A proposito dell'empatia
Poiché in questo capitolo affronteremo i due Tipi più empatici, ma al contempo meno riconosciuti come tali, vorrei spendere due parole in merito all'empatia, in questa introduzione. Culturalmente, siamo abituati a riconoscere come empatiche quelle persone particolarmente abili a captare lo stato emotivo degli altri e ad adeguare di conseguenza le loro parole e i loro gesti. L'empatia, insomma, è per noi una qualità estroversa. Non solo, siamo anche talmente abituati ad associarla a una personalità sensibile, delicata, gentile e femminile che, ebbene sì, lo stesso Jung era caduto in questo tranello, inizialmente. Nei suoi primi lavori, infatti, come abbiamo accennato, aveva associato il Pensiero all'introversione e il Sentimento all'estroversione, per poi ravvedersi.
È uno scivolone del tutto comprensibile e perdonabile, dal momento che la vera empatia, in effetti, è una qualità silenziosa, privata e difficile da notare. Per capirci meglio, credo sia necessario fornirvi un breve elenco di parole che descrivono il nostro rapporto con gli altri, con annesse definizioni:
· Quando parlo di empatia, mi riferisco a quella qualità che consente a chi la possiede di interiorizzare i sentimenti degli altri. Questo significa, ad esempio, che nel vedere una persona che piange l'empatico prova dentro di sé lo stesso identico dolore che sta provando l'altro. Non ha bisogno di mettersi nei panni dell'altro, o di immaginare se stesso nella sua situazione; non c'è, insomma, uno sforzo cosciente, è quasi un riflesso.
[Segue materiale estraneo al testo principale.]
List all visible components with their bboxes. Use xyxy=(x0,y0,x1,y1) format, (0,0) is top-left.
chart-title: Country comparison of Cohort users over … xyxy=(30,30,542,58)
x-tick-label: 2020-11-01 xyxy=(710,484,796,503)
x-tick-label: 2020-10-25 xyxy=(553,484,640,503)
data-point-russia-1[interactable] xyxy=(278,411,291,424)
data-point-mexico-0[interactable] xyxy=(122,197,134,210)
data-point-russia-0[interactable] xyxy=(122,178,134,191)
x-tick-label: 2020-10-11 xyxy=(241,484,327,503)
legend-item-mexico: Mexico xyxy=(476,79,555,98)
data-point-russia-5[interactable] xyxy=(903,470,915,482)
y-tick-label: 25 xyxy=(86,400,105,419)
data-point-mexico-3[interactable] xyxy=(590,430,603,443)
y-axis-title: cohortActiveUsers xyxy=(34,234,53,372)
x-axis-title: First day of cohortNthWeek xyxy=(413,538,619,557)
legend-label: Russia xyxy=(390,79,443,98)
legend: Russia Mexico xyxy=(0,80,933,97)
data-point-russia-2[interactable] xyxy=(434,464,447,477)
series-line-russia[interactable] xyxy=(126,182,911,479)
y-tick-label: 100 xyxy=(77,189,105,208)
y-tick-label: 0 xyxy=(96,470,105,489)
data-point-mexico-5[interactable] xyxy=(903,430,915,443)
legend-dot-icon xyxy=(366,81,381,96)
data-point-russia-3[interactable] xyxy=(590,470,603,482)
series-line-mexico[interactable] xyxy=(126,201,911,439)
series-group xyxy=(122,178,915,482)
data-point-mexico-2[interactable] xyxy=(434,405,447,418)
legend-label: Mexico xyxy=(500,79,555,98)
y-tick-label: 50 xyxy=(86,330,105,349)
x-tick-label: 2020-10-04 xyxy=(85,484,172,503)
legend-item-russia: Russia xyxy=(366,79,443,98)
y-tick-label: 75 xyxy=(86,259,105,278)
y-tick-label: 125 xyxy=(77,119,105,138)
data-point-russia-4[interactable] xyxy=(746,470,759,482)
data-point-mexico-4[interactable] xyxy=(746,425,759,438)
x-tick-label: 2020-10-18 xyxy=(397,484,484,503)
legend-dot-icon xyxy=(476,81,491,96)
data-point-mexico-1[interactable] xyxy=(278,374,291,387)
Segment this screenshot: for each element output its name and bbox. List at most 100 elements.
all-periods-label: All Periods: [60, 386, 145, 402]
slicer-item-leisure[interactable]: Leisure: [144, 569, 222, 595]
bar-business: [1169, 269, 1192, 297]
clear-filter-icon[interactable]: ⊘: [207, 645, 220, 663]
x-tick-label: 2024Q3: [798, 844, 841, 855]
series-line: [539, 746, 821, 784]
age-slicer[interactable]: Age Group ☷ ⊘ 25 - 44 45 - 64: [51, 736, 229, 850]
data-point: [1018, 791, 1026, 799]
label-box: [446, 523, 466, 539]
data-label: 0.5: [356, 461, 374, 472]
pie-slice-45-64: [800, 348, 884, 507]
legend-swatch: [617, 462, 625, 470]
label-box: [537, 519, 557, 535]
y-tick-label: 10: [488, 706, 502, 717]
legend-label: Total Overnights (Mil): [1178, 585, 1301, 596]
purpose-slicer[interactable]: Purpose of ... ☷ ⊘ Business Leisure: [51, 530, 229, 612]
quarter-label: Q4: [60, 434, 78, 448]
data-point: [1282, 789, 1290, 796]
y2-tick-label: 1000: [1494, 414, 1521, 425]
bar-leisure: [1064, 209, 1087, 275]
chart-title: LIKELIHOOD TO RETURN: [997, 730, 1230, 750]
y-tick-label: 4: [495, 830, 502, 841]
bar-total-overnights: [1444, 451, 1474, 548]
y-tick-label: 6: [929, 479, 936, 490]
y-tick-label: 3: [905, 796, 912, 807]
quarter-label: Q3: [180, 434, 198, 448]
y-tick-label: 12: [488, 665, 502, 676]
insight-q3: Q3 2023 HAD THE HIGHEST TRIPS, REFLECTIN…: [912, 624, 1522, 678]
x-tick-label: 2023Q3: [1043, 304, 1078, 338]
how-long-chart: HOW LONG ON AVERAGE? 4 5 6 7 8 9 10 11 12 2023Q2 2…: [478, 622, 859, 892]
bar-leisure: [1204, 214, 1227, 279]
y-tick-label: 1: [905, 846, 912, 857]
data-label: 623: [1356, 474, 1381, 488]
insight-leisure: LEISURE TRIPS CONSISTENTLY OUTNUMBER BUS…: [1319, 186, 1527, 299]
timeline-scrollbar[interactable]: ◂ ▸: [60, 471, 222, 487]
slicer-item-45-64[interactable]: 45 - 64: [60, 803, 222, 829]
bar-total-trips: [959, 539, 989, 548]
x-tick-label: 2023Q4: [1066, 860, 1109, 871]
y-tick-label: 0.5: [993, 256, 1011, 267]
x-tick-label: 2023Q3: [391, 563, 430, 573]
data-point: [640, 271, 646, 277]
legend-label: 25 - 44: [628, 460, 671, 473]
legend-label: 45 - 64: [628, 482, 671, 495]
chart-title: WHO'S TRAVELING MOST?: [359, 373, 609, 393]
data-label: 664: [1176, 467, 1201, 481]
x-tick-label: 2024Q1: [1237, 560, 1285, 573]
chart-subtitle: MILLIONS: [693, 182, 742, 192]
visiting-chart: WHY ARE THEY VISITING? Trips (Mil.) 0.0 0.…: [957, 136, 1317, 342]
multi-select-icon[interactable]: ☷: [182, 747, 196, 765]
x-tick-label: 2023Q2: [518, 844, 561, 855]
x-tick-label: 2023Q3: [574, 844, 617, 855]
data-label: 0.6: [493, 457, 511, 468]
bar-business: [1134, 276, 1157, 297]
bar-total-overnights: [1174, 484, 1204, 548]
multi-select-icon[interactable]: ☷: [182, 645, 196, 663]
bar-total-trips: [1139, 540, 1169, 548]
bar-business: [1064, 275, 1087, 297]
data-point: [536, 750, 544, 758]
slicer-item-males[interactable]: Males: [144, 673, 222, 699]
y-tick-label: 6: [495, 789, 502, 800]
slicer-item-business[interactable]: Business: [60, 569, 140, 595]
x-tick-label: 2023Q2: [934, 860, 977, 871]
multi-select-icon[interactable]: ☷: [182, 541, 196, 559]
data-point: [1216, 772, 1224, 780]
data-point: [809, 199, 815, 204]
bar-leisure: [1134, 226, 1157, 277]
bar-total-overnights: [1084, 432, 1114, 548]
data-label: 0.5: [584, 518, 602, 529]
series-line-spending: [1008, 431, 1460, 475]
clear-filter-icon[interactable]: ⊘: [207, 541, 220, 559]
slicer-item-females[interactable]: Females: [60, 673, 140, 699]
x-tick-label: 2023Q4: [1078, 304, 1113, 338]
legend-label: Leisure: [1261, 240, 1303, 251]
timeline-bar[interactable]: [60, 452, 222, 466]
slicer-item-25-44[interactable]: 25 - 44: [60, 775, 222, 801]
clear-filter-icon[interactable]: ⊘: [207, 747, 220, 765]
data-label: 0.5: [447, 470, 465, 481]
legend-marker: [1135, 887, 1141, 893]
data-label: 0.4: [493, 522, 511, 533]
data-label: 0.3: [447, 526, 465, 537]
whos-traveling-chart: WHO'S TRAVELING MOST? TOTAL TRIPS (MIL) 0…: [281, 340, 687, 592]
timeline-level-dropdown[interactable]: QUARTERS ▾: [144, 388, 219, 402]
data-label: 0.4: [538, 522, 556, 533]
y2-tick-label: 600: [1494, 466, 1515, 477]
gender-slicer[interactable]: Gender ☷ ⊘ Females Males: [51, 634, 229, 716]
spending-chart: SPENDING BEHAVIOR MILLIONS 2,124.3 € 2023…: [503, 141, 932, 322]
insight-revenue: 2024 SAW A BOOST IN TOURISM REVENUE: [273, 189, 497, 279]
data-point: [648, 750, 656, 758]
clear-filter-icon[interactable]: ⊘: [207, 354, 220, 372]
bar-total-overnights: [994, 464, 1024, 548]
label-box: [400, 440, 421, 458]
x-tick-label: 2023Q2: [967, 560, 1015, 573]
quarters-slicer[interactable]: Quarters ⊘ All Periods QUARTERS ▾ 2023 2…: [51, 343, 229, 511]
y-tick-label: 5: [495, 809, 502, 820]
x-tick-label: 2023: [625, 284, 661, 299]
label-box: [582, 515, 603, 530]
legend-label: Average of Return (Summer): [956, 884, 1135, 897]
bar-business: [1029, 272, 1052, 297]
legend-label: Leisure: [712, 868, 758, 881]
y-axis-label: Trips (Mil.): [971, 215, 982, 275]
Naturalmente, però, agire o meno su questa percezione e in che modo, è una scelta cosciente che richiede forza di volontà.
· La simpatia, invece, è ciò che prova chi osserva l'emozione, la riconosce, la capisce, se ne sente partecipe, ma non la interiorizza. Mantenendo l'esempio precedente, nel vedere qualcuno che piange, un simpatizzante può dispiacersi, prenderla a male, commuovesi, provare pena e mostrare una grande partecipazione, nonché prodigarsi nel fornire supporto emotivo, comprensione e consolazione, ma le sue emozioni personali restano indipendenti, non c'è interiorizzazione di un sentimento riflesso.
· Poi abbiamo la compassione, che è in realtà è più una scelta morale, che un sentimento, a mio avviso. Mostrare compassione, infatti, non richiede necessariamente empatia, simpatia, o partecipazione emotiva, anzi, certe volte la si può concedere persino di malavoglia. Credo sia tipica dei tipi T non dominanti (i TP, insomma), che non hanno la stessa goffaggine emotiva e la stessa repulsione sentimentale dei TJ. Non avendo, inoltre, la stessa ossessione per l'efficienza di questi ultimi, sono più portati a compiere delle scelte compassionevoli, magari di malavoglia, magari senza un reale trasporto emotivo, magari semplicemente perché è così che si fa.
· Infine, c'è la partecipazione intellettuale, che è più o meno ciò che provano i TJ. Non avendo i mezzi per decodificare e maneggiare con disinvoltura le emozioni, chi mostra partecipazione intellettuale converte l'emozione in un'idea. In questo modo, a livello di pensiero, i TJ possono comprendere il significato del dolore e il male che questo comporta, ma la mancanza di una reale partecipazione a livello emotivo consente loro di compiere scelte difficili dal punto di vista umano con una certa facilità.
Naturalmente, ho semplificato un po' l'argomento, quindi non prendete la mia lista come una serie di equazioni perfette. L'empatia è più flessibile e complicata di così e i sentimenti hanno delle sfumature così sottili e variegate che molti di essi, pensate, nemmeno hanno un nome in italiano. Ciò che vi basta sapere, per adesso, è che il nostro rapporto con la parte sentimentale di noi può manifestarsi in modi diversi, a seconda non solo delle situazioni e dei soggetti, ma anche del nostro Tipo Psicologico.
Come abbiamo già accennato, infatti, ognuno di noi possiede delle emozioni e la capacità di riconoscerle negli altri, ma proprio come l'intelligenza può avere diverse forme, anche l'empatia si manifesta in modi diversi, indipendentemente dalla nostra volontà. Quindi la prossima volta che sentirete il bisogno di chiedere: "Ma non pensi a me? Non hai un minimo di comprensione? Non capisci come mi sento?", pensateci due volte. Sarebbe come dire a qualcuno: "Ma che sei scemo? Non capisci niente?".